“Why, so I have, Miss Sally. So I have.”

“And she married an Englishman, didn’t she?”

“Yes,” he answered with a bewildered air. “Yes, she did.”

“Now, Friend Deering,” she cried, shaking her finger at him earnestly, “just suppose that Kitty’s Englishman had come to thy house for shelter last Sixth-day, when it was so cold and stormy that thee would feel bad if the house cat was left outside? Suppose he had come asking for shelter? Would thee be any the less a friend to thy country if thee should listen to the dictates of humanity and give him shelter?”

“Bless my soul!” ejaculated Mr. Deering, again helping himself liberally to snuff. “Bless my soul!”

“Wouldn’t thee give him shelter?” persisted she. “Wouldn’t thee, Friend Deering?”
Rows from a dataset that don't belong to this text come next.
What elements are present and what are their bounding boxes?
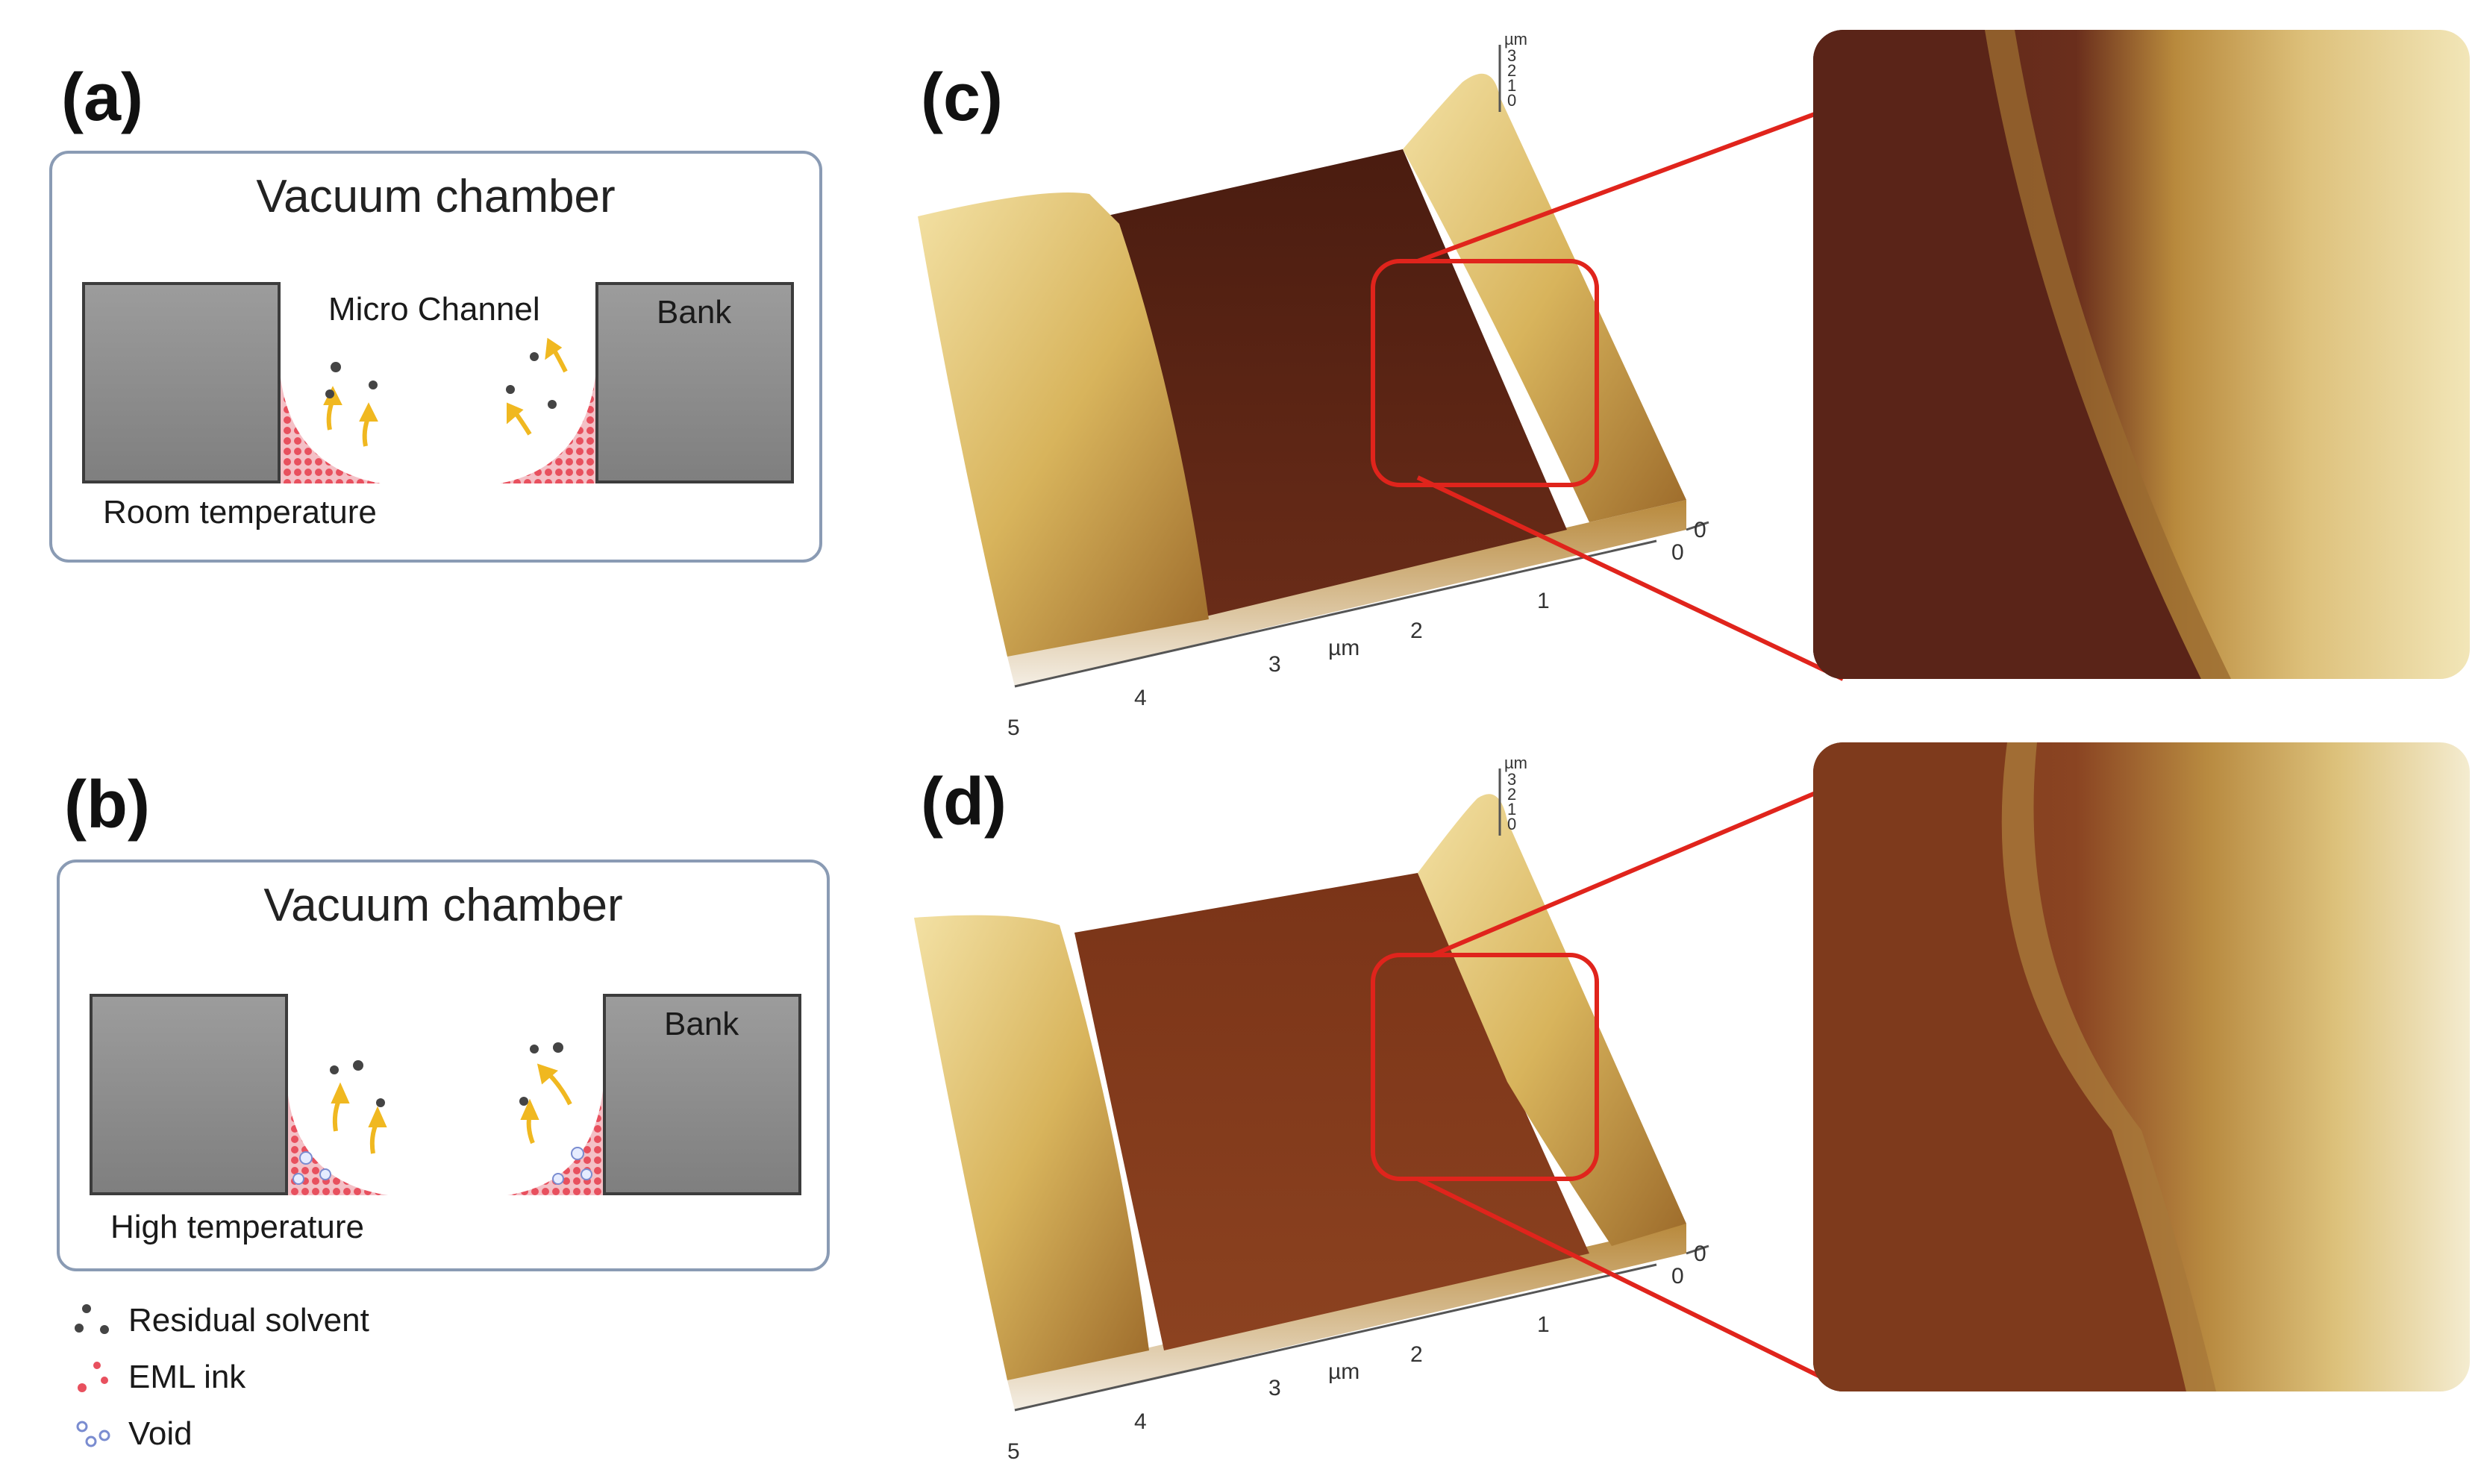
legend-void: Void bbox=[72, 1412, 193, 1456]
panel-label-d: (d) bbox=[921, 765, 1007, 839]
bank-label-b: Bank bbox=[664, 1006, 739, 1042]
vacuum-chamber-a: Vacuum chamber Bank Micro Channel Room t… bbox=[49, 151, 822, 563]
x-tick: 4 bbox=[1134, 1409, 1147, 1434]
z-tick: 0 bbox=[1507, 815, 1516, 833]
evaporation-arrows-b bbox=[331, 1063, 572, 1154]
condition-label-a: Room temperature bbox=[103, 494, 377, 530]
left-bank-b bbox=[90, 994, 288, 1195]
x-tick: 1 bbox=[1537, 1312, 1550, 1337]
panel-label-c: (c) bbox=[921, 60, 1003, 135]
z-axis-unit: µm bbox=[1504, 754, 1527, 772]
legend-label: Residual solvent bbox=[128, 1302, 369, 1339]
afm-3d-plot-d: 5 4 3 2 1 0 µm 0 µm 3 2 1 0 bbox=[914, 754, 1709, 1464]
x-tick: 2 bbox=[1410, 619, 1423, 643]
afm-left-ridge bbox=[914, 915, 1149, 1380]
x-tick: 0 bbox=[1671, 540, 1684, 565]
z-tick: 2 bbox=[1507, 785, 1516, 804]
eml-ink-left-a bbox=[281, 378, 381, 483]
x-tick: 5 bbox=[1007, 716, 1020, 740]
void-icon bbox=[76, 1421, 110, 1447]
eml-ink-right-b bbox=[507, 1091, 603, 1195]
zoom-inset-d bbox=[1813, 742, 2470, 1391]
afm-front-face bbox=[1007, 1224, 1686, 1410]
eml-ink-left-b bbox=[288, 1095, 388, 1195]
right-bank-a: Bank bbox=[595, 282, 794, 483]
afm-axes bbox=[1014, 45, 1709, 688]
x-tick: 3 bbox=[1268, 652, 1281, 677]
x-axis-unit: µm bbox=[1328, 1359, 1360, 1384]
afm-x-ticks: 5 4 3 2 1 0 µm 0 bbox=[1007, 1242, 1706, 1464]
solvent-dots-b bbox=[330, 1042, 563, 1107]
zoom-selection-box-d bbox=[1371, 953, 1599, 1181]
afm-left-ridge bbox=[918, 192, 1209, 657]
left-bank-a bbox=[82, 282, 281, 483]
legend-eml-ink: EML ink bbox=[72, 1355, 245, 1400]
y-tick: 0 bbox=[1694, 518, 1706, 542]
legend-residual-solvent: Residual solvent bbox=[72, 1298, 369, 1343]
solvent-dots-a bbox=[325, 352, 557, 409]
z-tick: 3 bbox=[1507, 770, 1516, 789]
evaporation-arrows-a bbox=[323, 337, 568, 447]
zoom-image-d bbox=[1813, 742, 2470, 1391]
eml-ink-icon bbox=[78, 1362, 108, 1392]
ink-illustration-a bbox=[281, 337, 595, 483]
z-tick: 1 bbox=[1507, 800, 1516, 818]
x-tick: 3 bbox=[1268, 1376, 1281, 1400]
panel-label-b: (b) bbox=[64, 768, 150, 842]
z-tick: 1 bbox=[1507, 76, 1516, 95]
afm-front-face bbox=[1007, 500, 1686, 686]
z-tick: 2 bbox=[1507, 61, 1516, 80]
chamber-title-a: Vacuum chamber bbox=[256, 171, 616, 222]
x-tick: 4 bbox=[1134, 686, 1147, 710]
micro-channel-label: Micro Channel bbox=[328, 291, 540, 328]
ink-illustration-b bbox=[288, 1042, 603, 1195]
afm-z-ticks: µm 3 2 1 0 bbox=[1504, 30, 1527, 110]
y-tick: 0 bbox=[1694, 1242, 1706, 1266]
afm-x-ticks: 5 4 3 2 1 0 µm 0 bbox=[1007, 518, 1706, 740]
bank-label-a: Bank bbox=[657, 294, 732, 331]
legend-label: EML ink bbox=[128, 1359, 246, 1395]
afm-right-ridge bbox=[1403, 73, 1686, 522]
condition-label-b: High temperature bbox=[110, 1209, 364, 1245]
right-bank-b: Bank bbox=[603, 994, 801, 1195]
x-tick: 0 bbox=[1671, 1264, 1684, 1289]
afm-axes bbox=[1014, 768, 1709, 1412]
eml-ink-right-a bbox=[500, 376, 595, 483]
vacuum-chamber-b: Vacuum chamber Bank High temperature bbox=[57, 860, 830, 1271]
x-tick: 1 bbox=[1537, 589, 1550, 613]
residual-solvent-icon bbox=[75, 1304, 109, 1334]
z-tick: 3 bbox=[1507, 46, 1516, 65]
void-circles-b bbox=[292, 1147, 592, 1185]
afm-trench-floor bbox=[1074, 873, 1589, 1350]
legend-label: Void bbox=[128, 1415, 193, 1452]
x-tick: 5 bbox=[1007, 1439, 1020, 1464]
chamber-title-b: Vacuum chamber bbox=[263, 880, 623, 931]
afm-right-ridge bbox=[1418, 794, 1686, 1246]
zoom-selection-box-c bbox=[1371, 259, 1599, 487]
x-tick: 2 bbox=[1410, 1342, 1423, 1367]
afm-3d-plot-c: 5 4 3 2 1 0 µm 0 µm 3 2 1 0 bbox=[918, 30, 1709, 740]
zoom-image-c bbox=[1813, 30, 2470, 679]
x-axis-unit: µm bbox=[1328, 636, 1360, 660]
afm-trench-floor bbox=[1104, 149, 1567, 619]
z-axis-unit: µm bbox=[1504, 30, 1527, 48]
panel-label-a: (a) bbox=[61, 60, 143, 135]
afm-z-ticks: µm 3 2 1 0 bbox=[1504, 754, 1527, 833]
zoom-inset-c bbox=[1813, 30, 2470, 679]
z-tick: 0 bbox=[1507, 91, 1516, 110]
“Zounds! Of course I would,” he cried. “Englishman, or not. No matter what he was, I would turn no man from my door on such a day.”

“Of course thee wouldn’t,” she cried in a blaze of indignation. “Yet thee and thy fellows here want to indict Peggy and me for the very thing ye would do yourselves. Shame on ye!”

“Indict ye!” cried the old gentleman, getting to his feet with the agility of a youth. “Indict ye!” he roared, shaking his fist at the council belligerently. “If any man dares to indict so much as a hair of your pretty heads he shall answer to Jacob Deering.”